Feb
Yesterday morning I read a blog article that got my attention. Giv Paraneh wrote a post: It’s not always about the technology. Here’s the attention-getting part of the post. The emphasis, in bold, is mine:
I was initially hired to work on a federated search tool that would eventually be used by two online learning applications. The search had to query the collections databases of all 9 museums and return the results in a single aggregated list. Having worked on similar applications in the past I estimated no more than 2-3 weeks to complete this tool. How hard is it to pull in 9 collections and stick them in a database?
This statement from the post also got my attention:
These days any average developer can put together a federated search application. There are loads of open source tools, frameworks, databases and scrapers that will let you do this quickly. And if the search is not enough, you can take advantage of a dozen web services and APIs to pretty-up your results.
As someone who has been around federated search for the past six years I have to wonder what kind of a federated search system one could build in three weeks. I’ll be the first to admit that my experience is very heavily biased to blog sponsor Deep Web Technologies’ framework and that I’ve not done any federated search development work. But, I know what a number of the obstacles are and I seriously doubt that anyone could build more than a very basic system so quickly. I realize that Giv’s federated search system was built to meet a very specialized requirement and that the sources were known in advance. In other words, Giv was not building a general purpose federated search application.
In federated search the devil is in the details, especially when you’re building an engine that deals with numerous special cases. Here are a few of the places where the devil lives.
- Connectors. They can be very difficult to build, especially if a source needs to be screen scraped. The proliferation of AJAX makes screen scraping even harder. Also, connectors need to be monitored for problems and updated periodically.

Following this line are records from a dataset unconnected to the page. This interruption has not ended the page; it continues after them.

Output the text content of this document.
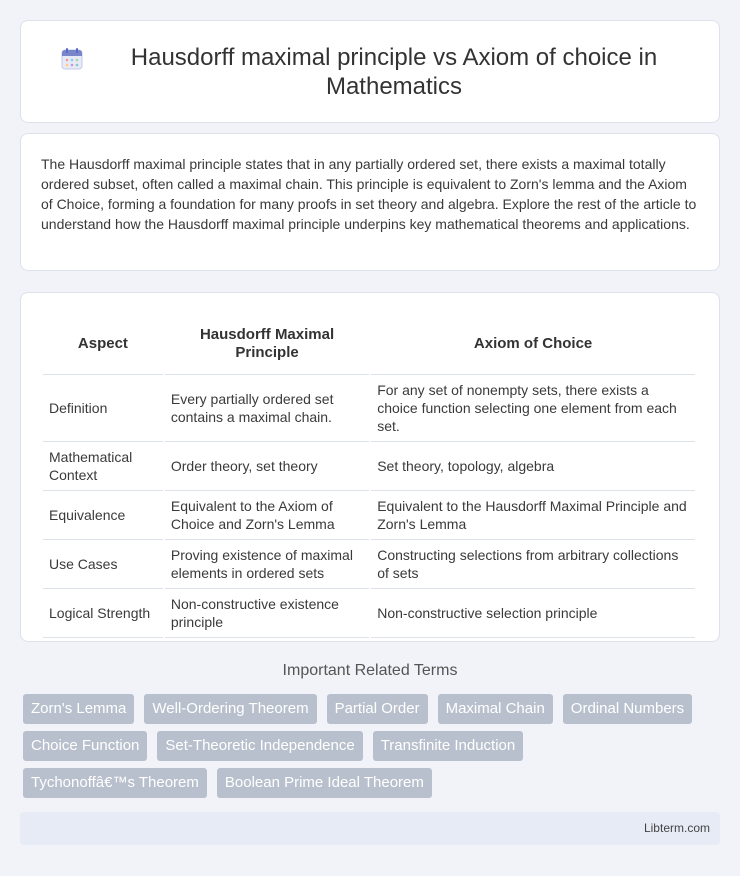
Hausdorff maximal principle vs Axiom of choice in Mathematics

The Hausdorff maximal principle states that in any partially ordered set, there exists a maximal totally ordered subset, often called a maximal chain. This principle is equivalent to Zorn's lemma and the Axiom of Choice, forming a foundation for many proofs in set theory and algebra. Explore the rest of the article to understand how the Hausdorff maximal principle underpins key mathematical theorems and applications.

Aspect	Hausdorff Maximal Principle	Axiom of Choice
Definition	Every partially ordered set contains a maximal chain.	For any set of nonempty sets, there exists a choice function selecting one element from each set.
Mathematical Context	Order theory, set theory	Set theory, topology, algebra
Equivalence	Equivalent to the Axiom of Choice and Zorn's Lemma	Equivalent to the Hausdorff Maximal Principle and Zorn's Lemma
Use Cases	Proving existence of maximal elements in ordered sets	Constructing selections from arbitrary collections of sets
Logical Strength	Non-constructive existence principle	Non-constructive selection principle
Important Related Terms
Zorn's Lemma	Well-Ordering Theorem	Partial Order	Maximal Chain	Ordinal Numbers
Choice Function	Set-Theoretic Independence	Transfinite Induction
Tychonoffâ€™s Theorem	Boolean Prime Ideal Theorem
Libterm.com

- Authentication and session management. A significant part of connector building is connecting to the sources. This can involve dealing with sessions, cookies, multi-phase logins, and various authentication mechanisms. This stuff ain’t trivial.
- Sophisticated fielded search. Federated search is only as good as its ability to work with complex search forms. If a connector only does basic searches against sources that provided advanced (fielded) searches then the relevance of the results is going to be much poorer than desirable.
- Relevance ranking. Not all federated search systems do relevance ranking. That’s because it’s not easy to do well, especially when many sources rank poorly and when only a small amount of metadata is available to the federated search engine.
- De-duplication. Another difficult problem.
If you’re new to federated search, I recommend “What determines quality of search results.” You’ll get a good feel for where the devil lives.
One other thing that caught my interest about Giv’s article was this:
How hard is it to pull in 9 collections and stick them in a database?
This confused me. Is Giv doing federated search or is he crawling and indexing content? Or some hybrid method? What database is Giv talking about? Hopefully he will comment on this article and clarify what he’s doing because, unless the connectors are well behaved and trivial to build and the functionality of the federated search system is very minimal, I don’t get how he built it so quickly.
If you enjoyed this post, make sure you subscribe to the RSS feed!
Tags: federated search
3 Responses so far to "Do-it-yourself federated search in 2-3 weeks?"
February 16th, 2009 at 8:03 am
These kind of statements sound very familiar to me. Mostly, people behind such statements mix prototyping or a proove of concept with a production-ready software system that is scalable and maintainable.
Why would software companies spend years in developing robust software frameworks, if they could achieve the same results in a much shorter time?
February 18th, 2009 at 7:17 am
Thanks for the comments regarding my post. I guess what I left out in my post was that the requirements for this particular search project was extremely basic.
The search only grabs a title and short description for each record, collates them into a repository and then displays a ranked list. That’s all.
This is done in real-time so I guess you could call it a hybrid harvest/index search which works well for this particular project.
In response to Stephan’s message I should add that the final product is in fact production-ready and it really did take me a couple of weeks to put together due to the simplicity of the project.
My main point in the post was that I spent way more time dealing with intellectual property issues than the technical ones.
Regards,
Giv
February 18th, 2009 at 8:47 am
Giv, thanks for responding and for elaborating on the scope of your project.